民主党では駄目だ。(2)

主権侵害は逮捕・起訴を。

 香港の活動家らによる尖閣諸島不法上陸事件で、沖縄県警は入管難民法違反(不法入国)容疑で逮捕した中国人を検察庁に送致せず、入管当局に引き渡し、活動家は強制送還された。

 今回の措置は同法65条の「他に罪を犯した嫌疑のないときに限り…入国警備官に引き渡すことができる」との規定によるが、その趣旨は不法就労など単純事案は国内法で処罰するより、早急に国外退去させ違法状態を解消するほうが法の趣旨に沿うためだ。今回のように日本の領土や主権を侵害する目的での確信犯的な不法上陸事案は、極めて悪質な刑事事件として当然、逮捕、起訴すべきだった。
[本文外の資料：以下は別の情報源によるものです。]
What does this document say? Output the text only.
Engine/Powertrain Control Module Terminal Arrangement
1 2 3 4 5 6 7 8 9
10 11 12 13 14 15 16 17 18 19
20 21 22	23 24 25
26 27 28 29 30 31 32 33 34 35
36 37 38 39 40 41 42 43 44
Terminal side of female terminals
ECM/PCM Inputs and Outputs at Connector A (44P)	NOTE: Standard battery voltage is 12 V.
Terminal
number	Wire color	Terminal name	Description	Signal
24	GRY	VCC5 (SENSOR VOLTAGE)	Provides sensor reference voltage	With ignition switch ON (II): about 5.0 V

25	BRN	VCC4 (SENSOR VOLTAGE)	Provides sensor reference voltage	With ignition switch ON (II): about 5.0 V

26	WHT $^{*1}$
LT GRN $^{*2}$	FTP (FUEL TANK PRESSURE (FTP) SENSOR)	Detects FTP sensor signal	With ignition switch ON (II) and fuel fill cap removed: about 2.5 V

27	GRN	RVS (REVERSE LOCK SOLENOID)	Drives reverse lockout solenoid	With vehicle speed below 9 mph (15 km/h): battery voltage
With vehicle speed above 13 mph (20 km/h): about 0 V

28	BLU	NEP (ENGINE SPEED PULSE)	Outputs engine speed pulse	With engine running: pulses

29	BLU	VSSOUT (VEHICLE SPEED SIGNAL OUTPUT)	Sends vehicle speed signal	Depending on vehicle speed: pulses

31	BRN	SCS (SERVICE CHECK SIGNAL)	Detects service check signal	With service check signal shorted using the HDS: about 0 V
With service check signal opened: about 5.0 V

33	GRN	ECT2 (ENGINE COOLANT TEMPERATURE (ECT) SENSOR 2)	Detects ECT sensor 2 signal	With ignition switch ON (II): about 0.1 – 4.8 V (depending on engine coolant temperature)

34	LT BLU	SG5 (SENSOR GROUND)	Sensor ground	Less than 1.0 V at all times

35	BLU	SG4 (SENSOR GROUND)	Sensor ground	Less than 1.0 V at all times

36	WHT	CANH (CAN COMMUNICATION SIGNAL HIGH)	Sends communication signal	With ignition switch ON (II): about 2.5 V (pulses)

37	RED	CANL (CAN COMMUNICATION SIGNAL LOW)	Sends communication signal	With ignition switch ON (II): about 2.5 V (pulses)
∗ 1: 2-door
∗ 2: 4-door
 問題なのは、今回の措置が同法の規定に基づく「刑事事件としての当然の措置」のように説明されていることだ。この種の事件に厳正な刑事処分を行わない判断が「当然の判断」とされるなら、わが国はもはや国家としての体をなしていないと言わざるを得ない。

 弱腰な措置の背景には、刑事司法機関としての厳正な対応と、外交上の適切な判断や対応を両立させる枠組みが、現在の日本では全く機能していない実情がある。その原因となっているのが、陸山会事件での虚偽捜査報告書作成問題など不祥事が相次ぎ、信頼を失墜し、重要事項の主体的判断すら困難になっている「検察崩壊」の現状だ。このような状況が続けば、わが国は主権国家として最も基本的な機能すら失われてしまいかねないことを、われわれは再認識すべきだろう。